The astronomers think that the hole must have been opened when the narrow jets of gas from some of the young stars in the region punctured the sheet of dust and gas that forms NGC 1999. The powerful radiation from a nearby adolescent star may also have helped to clear the hole. Whatever the precise chain of events, it could be an important glimpse into the way newborn stars rip apart their birth clouds.

Some Black Holes Can Kill Entire Galaxies

Black holes might kill entire galaxies with blazing energy, dooming embryonic stars before they can get born and condemning the remaining stars to a slow death, scientists have found.

Although nothing can escape from a black hole, before matter falls into one, it swirls around to form a disk that heats up as it packs together, radiating energy.

Supermassive black holes are thought to reside at the center of almost every galaxy, with some growing to billions of times the mass of our sun. To see what impact these monsters might have, researchers relied on data from the Hubble Space Telescope and the Chandra X-ray Observatory, looking for galaxies with very high X-ray emissions, a classic signature of black holes devouring gas and dust.

All this radiation can drive away the gas and dust that serve as the raw ingredients of new stars, permanently shutting down star formation in the surrounding galaxy. The remaining stars age, redden, die and are never replaced.

"We are left with a startling picture of the formation history of massive galaxies, where dramatic violence in the form of the torrent of radiation from matter falling into black holes leads to the death of galaxies they inhabit," said researcher Asa Bluck, an astrophysicist at the University of Nottingham in England.

"Black holes form inside their host galaxies and grow in proportion to them, forming an accretion disc which will eventually destroy the host," he added. "In this sense they can be described as viral in nature."

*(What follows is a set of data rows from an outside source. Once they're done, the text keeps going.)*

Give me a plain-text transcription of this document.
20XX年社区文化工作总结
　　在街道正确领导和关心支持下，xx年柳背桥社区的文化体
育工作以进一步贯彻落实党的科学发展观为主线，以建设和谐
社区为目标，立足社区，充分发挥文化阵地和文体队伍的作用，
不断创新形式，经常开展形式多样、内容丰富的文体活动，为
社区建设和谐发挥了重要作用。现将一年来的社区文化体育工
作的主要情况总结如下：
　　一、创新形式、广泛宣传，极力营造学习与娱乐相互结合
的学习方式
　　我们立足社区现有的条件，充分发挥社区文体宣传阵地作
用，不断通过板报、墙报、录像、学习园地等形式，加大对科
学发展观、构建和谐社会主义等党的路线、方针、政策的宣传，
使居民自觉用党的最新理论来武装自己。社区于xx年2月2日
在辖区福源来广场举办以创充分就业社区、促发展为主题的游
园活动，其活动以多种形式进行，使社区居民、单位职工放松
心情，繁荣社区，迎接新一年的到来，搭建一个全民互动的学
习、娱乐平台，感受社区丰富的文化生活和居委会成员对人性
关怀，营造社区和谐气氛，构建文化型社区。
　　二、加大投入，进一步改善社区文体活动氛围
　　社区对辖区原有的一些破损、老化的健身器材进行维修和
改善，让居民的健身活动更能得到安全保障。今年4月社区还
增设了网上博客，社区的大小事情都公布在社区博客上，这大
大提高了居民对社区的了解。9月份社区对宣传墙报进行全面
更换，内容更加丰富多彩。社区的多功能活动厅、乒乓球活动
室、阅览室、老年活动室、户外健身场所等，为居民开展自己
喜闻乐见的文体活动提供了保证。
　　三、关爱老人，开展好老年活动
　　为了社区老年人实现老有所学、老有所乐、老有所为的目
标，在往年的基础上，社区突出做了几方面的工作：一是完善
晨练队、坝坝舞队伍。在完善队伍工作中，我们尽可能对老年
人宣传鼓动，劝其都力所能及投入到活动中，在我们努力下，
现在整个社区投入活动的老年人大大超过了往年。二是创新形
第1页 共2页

Still, "massive galaxies are in the minority in our visible universe," Bluck noted. "About one in a 1,000 galaxies is thought to be massive, but it may be much less."

Many other galaxies "would be too small to harbor really massive super-massive black holes, so would be unlikely to have really dramatic outpourings of radiation leading to the death of galaxies like we see in many very massive galaxies," Bluck told SPACE.com. "However, there is still likely to be some effect from this even in small systems."

When it comes to our own galaxy, "this is actually quite a big galaxy, but has an abnormally diminutive central black hole," Bluck noted. "Currently it is in a quiescent stage — not outputting much energy — but this could change in the future."

For instance, "we expect our own galaxy and Andromeda to merge in about 4 billion years or so," Bluck explained. "If this ends up providing new gas reserves and channeling this gas to the center of our galaxy — all big ifs — then there is a real chance of triggering our dormant black hole at some point in the distant future."

"But don't worry," he added, "our sun will have sputtered out by then anyway."